Because of her undeniably real, demonstrably intense dislike of moths, she was not exactly appreciative of the fact that the last week of July (July 19th through July 27th) was National Moth Week (or of the fact that I’m writing this blog post at all, frankly). For those of you that are unfamiliar, National Moth Week, started in 2011, is a global citizen science effort wherein groups of those inclined (called “moth-ers”, but I like to call them “moth-heads”) set out into the night equipped with lights, a white sheet, a bait mixture made of something like rotten fruit, molasses, or beer (preferably not the good shit; stick to domestic swill like Bud or Coors), and perhaps a camera for recording purposes…all of this to observe and categorize whatever moths they find attracted to their lights or bait, and to potentially contribute their findings to a multitude of databases. In this bit of crowdsourcing of data collection, we are able to know a bit more about the distribution of moth species (and for many species, where they turn up in the world is not well-known), and their general abundance over time, which is important to keep track of, considering that moths are good early indicators of decline in an ecosystem’s ecological health. Another major focus of National Moth Week is to bring awareness to moths, which are oftentimes regarded as boring, drab nuisances instead of the diverse, often colorful, interesting animals that they are. NMW also provides an opportunity to get groups of school age children together to not just learn about moths and the natural world that surrounds where they live, but to take part in a globally held citizen science project, hopefully inspiring some of them to take interest in the biological sciences in a more permanent sense.

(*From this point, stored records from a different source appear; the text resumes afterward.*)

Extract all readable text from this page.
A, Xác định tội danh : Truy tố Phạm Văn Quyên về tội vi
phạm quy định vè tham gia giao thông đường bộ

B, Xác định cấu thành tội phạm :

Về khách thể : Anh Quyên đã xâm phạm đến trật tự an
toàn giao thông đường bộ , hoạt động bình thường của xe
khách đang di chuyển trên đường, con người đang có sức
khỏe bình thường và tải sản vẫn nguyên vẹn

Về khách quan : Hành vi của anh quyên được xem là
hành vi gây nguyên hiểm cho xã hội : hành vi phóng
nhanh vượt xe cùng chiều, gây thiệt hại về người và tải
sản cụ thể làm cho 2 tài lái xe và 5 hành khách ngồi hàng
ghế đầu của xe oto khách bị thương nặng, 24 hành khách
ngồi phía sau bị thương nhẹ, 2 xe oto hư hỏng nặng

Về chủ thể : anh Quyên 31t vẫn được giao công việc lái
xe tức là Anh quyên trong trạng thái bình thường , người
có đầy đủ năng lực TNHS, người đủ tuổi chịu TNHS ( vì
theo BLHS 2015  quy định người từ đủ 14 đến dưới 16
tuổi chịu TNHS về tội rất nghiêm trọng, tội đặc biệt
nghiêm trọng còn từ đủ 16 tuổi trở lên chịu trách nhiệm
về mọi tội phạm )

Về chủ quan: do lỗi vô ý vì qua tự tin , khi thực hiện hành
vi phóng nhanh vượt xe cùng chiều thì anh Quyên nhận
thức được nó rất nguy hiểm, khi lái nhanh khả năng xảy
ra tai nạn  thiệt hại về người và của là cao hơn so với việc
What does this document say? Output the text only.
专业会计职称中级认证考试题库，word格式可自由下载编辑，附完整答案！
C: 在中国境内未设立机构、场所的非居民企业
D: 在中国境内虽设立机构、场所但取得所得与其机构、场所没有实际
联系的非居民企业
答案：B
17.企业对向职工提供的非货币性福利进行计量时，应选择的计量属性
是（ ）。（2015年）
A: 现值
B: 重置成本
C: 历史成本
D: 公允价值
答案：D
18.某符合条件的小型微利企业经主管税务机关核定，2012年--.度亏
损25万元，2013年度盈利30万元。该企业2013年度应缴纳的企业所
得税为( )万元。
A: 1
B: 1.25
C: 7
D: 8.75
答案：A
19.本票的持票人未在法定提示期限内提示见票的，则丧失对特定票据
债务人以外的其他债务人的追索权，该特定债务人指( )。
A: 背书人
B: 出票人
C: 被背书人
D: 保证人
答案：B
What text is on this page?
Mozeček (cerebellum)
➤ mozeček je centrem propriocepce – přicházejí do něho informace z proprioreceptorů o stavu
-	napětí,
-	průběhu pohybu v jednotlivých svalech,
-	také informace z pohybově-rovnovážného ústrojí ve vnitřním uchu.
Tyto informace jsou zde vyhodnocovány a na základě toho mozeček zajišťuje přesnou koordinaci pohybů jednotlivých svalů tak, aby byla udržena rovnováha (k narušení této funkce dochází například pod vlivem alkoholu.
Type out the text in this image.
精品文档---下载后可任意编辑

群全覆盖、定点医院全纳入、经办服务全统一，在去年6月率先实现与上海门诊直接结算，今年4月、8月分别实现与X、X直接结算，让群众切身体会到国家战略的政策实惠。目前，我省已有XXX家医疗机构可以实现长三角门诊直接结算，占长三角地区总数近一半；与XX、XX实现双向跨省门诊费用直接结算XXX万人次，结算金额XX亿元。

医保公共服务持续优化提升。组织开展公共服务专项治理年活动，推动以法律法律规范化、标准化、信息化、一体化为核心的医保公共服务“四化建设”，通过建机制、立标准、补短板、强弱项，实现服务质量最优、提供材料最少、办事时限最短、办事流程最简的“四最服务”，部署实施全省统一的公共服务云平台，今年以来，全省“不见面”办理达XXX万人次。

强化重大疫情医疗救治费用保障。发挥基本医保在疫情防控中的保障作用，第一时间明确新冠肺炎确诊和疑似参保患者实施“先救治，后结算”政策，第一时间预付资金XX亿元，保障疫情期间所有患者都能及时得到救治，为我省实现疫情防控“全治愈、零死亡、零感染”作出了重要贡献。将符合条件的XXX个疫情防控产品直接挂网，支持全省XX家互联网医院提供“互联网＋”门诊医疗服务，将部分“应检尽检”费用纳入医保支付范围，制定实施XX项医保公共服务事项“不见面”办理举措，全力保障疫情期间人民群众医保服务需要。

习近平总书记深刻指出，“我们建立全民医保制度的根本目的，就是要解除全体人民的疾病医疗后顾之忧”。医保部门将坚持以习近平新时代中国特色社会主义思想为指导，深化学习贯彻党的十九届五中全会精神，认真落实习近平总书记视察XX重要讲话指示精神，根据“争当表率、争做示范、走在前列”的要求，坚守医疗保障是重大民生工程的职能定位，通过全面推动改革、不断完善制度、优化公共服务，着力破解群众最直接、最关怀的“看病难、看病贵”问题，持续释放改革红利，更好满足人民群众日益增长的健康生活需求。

Truthfully, moths are far more interesting than we give them credit for. They are diverse in form, size, coloration, and behavior. They are unfortunately pegged as dull creatures, which, at their best, are annoying, and at their worst, a pest that destroys clothes and crops. There’s a single thread runs through their popular characterization; one that paints moths as fundamentally benign, like a house fly, or a slug…something to put up with, and nothing to get too excited about; the “white bread” of the insect world. But, while it’s important to remember that moths are interesting by being incredibly important members of their ecological communities, as insatiable, leaf-obliterating larvae, as pollinators of flowering plants, or as nutrition for everything from birds to bats…there are a number of species that solidly destroy the notion that moths are innocuous at the acutely individual level. Some species are downright threatening, blatantly ignoring the memo about how moths are “supposed” to be the awkward, dirty, night shift butterflies of the world and nothing more disconcerting. These species, twisted, creepy, grotesque, and malicious even by arthropod standards, make it difficult for me or anyone else to dismiss my girlfriend’s mottephobia (the fear of moths) as being unfounded.